Commentary

Catching Up On My Reading

After my last column on Amazon's new music download store, several readers asked me to provide the URL for the Amazon mobile storefront. I use m.amazon.com. But that reminds me how too much content is getting pushed to phones that none of us see, let alone critique. I thought it was high time I rifled through my own recent bookmarks to pass on some of the mobile sites that caught my eye in recent months. This time, let's see what the magazine industry is up to.

Playboy Mobile (wap.playboy.com): Playboy has played around with different on-deck models in Europe and seemed to have an application under perennial development here in the U.S. The company has finally come out with an ad-supported WAP destination powered by Quattro Wireless. Quattro's adaptive Web approach pulls select content from the Playboy.com pool to shape it into a mobile iteration. The "Playboy Advisor" can make for a long scroll, but other material like jokes of the day and of course the non-nude girly shots work well. Wisely, the designers keep the selection to four or so main content buckets. Interestingly, I find the product and media reviews the most interesting because they are refreshed and timely. But then, I am old. You have to be 23 and high on hormones to look for titillation on a 2-inch cell phone screen.

Style.com (m.style.com): In a sea of mobile ringtone sponsors for otherwise high-class content, it is good to see CondeNet matched advertiser with editorial in its mobile version of the popular fashion site. Chanel (which you don't usually see on a cell phone) is the launch sponsor of this very elegant brand extension that is smart enough to know this is all about the runway galleries. Style just pours them on but in a very simple interface that lets the user vote on their favorites among a gallery. I am curious to see if the less-is-more approach works as well here as it does on the runway. But I am thankful that I see a fashion sponsor whose name I recognize. My daughter had to repeat "Baby Phat" to me several times before I understood that it was an actual apparel brand. Yup, he's getting old.

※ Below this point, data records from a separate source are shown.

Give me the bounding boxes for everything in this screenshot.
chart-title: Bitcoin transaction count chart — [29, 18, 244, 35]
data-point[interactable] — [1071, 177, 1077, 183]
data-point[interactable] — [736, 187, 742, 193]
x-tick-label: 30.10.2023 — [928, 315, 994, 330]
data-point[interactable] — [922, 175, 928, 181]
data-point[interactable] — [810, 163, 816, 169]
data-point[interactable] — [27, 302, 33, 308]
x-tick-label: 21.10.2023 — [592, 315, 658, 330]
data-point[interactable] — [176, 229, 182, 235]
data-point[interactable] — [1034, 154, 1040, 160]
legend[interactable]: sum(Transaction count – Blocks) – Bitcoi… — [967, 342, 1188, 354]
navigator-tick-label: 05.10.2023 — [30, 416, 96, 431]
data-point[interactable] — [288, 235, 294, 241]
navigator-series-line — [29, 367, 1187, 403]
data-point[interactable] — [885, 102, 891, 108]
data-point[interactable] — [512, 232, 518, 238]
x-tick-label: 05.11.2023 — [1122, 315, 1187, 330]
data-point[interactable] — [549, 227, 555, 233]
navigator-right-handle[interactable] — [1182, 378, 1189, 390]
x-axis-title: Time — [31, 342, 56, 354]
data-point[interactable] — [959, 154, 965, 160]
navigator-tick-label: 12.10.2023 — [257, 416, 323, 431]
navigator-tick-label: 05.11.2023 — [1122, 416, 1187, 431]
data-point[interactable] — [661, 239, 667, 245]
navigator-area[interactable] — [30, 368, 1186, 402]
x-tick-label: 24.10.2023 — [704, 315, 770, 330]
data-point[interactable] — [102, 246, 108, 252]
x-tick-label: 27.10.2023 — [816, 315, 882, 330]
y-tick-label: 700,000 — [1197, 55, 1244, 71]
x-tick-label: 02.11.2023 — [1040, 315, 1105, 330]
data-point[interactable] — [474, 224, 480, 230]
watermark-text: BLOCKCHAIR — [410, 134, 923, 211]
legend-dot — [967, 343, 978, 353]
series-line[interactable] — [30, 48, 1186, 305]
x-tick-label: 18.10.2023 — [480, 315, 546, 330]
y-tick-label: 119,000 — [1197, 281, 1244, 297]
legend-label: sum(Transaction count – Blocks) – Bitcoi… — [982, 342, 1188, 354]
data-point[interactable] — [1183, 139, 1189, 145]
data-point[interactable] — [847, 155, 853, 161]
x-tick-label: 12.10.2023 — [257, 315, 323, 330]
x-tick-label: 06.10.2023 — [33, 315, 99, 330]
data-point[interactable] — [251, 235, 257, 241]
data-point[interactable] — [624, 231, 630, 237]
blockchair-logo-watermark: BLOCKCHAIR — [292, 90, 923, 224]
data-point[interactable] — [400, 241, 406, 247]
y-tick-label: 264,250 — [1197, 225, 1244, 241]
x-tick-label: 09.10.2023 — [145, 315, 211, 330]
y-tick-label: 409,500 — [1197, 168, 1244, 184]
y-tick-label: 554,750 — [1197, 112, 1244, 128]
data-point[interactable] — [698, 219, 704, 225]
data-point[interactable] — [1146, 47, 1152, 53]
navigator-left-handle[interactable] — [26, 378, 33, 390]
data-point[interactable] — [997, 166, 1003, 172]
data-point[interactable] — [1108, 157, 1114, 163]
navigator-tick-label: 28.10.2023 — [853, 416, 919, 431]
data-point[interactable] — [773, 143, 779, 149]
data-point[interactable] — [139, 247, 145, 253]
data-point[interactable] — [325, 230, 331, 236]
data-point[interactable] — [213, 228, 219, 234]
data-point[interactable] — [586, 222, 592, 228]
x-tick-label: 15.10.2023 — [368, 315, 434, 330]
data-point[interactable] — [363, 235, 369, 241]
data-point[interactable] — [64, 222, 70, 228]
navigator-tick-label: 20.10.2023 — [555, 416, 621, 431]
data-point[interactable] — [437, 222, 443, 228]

Hearst's teen books, Seventeen (m.seventeen.com) and CosmoGirl.com (m.cosmogirl.com) are plain Janes compared to Playboy and Style. They pitch their youthful audiences with more variety, mobilized versions of many of the magazine and Web site features, some of which require some drilling down before hitting content. While Seventeen holds the content categories to five, CosmoGirl had nine that often led to a secondary menu of fewer rather than more choices. For both sites the horoscopes seem the most likely draws for mobile users. Neither brand is trying very hard to identify a core value that translates to mobile effectively. They seem to assume the users are already in love with some many aspects of the brand and that mobile teens want to drill and drill across many categories, but I am not sure. But then, I am...well, you know the rest.

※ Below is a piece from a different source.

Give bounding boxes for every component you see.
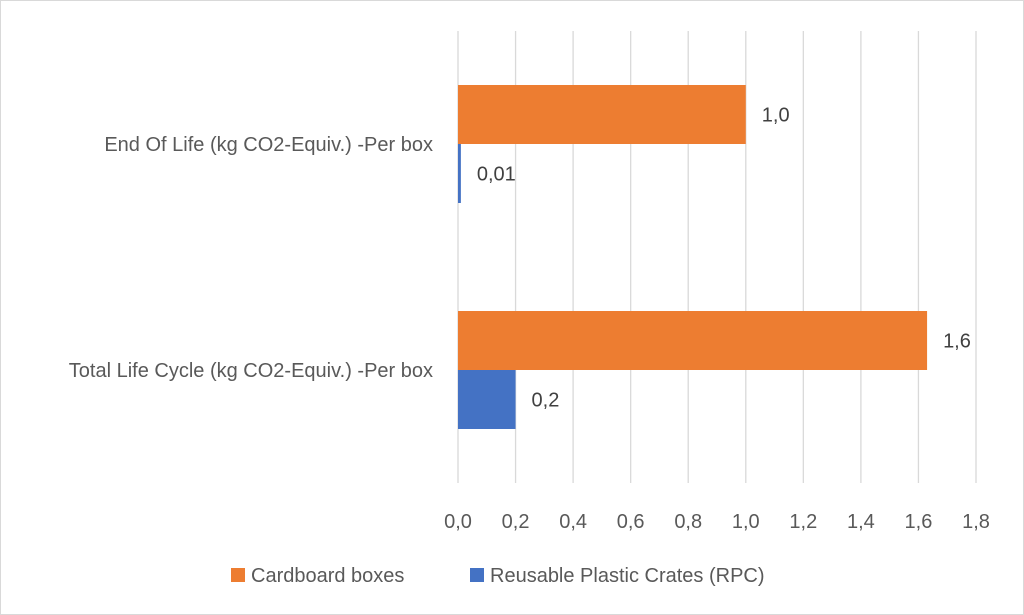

In fact, I remain unsure whether most magazine brands really need to be on mobile, beyond their own brand vanity that forces them to "be everywhere the user is." Many magazine companies are still catching up to the Web, where endemic content models dominated in categories that the old media brands thought they owned. While the print bigwigs were trying to "extend their brand" to the new medium, the native providers already understood that replicating old media here was going to be futile. You needed tools or content that makes sense for the medium. I would rather see magazine brands take more of a flyer on mobile and try something really different with their brands, instead of merely stretching them.

But then again, I may be too old to know better. Who the hell else still uses "bigwigs" to describe anyone anymore? Well, other than my mother.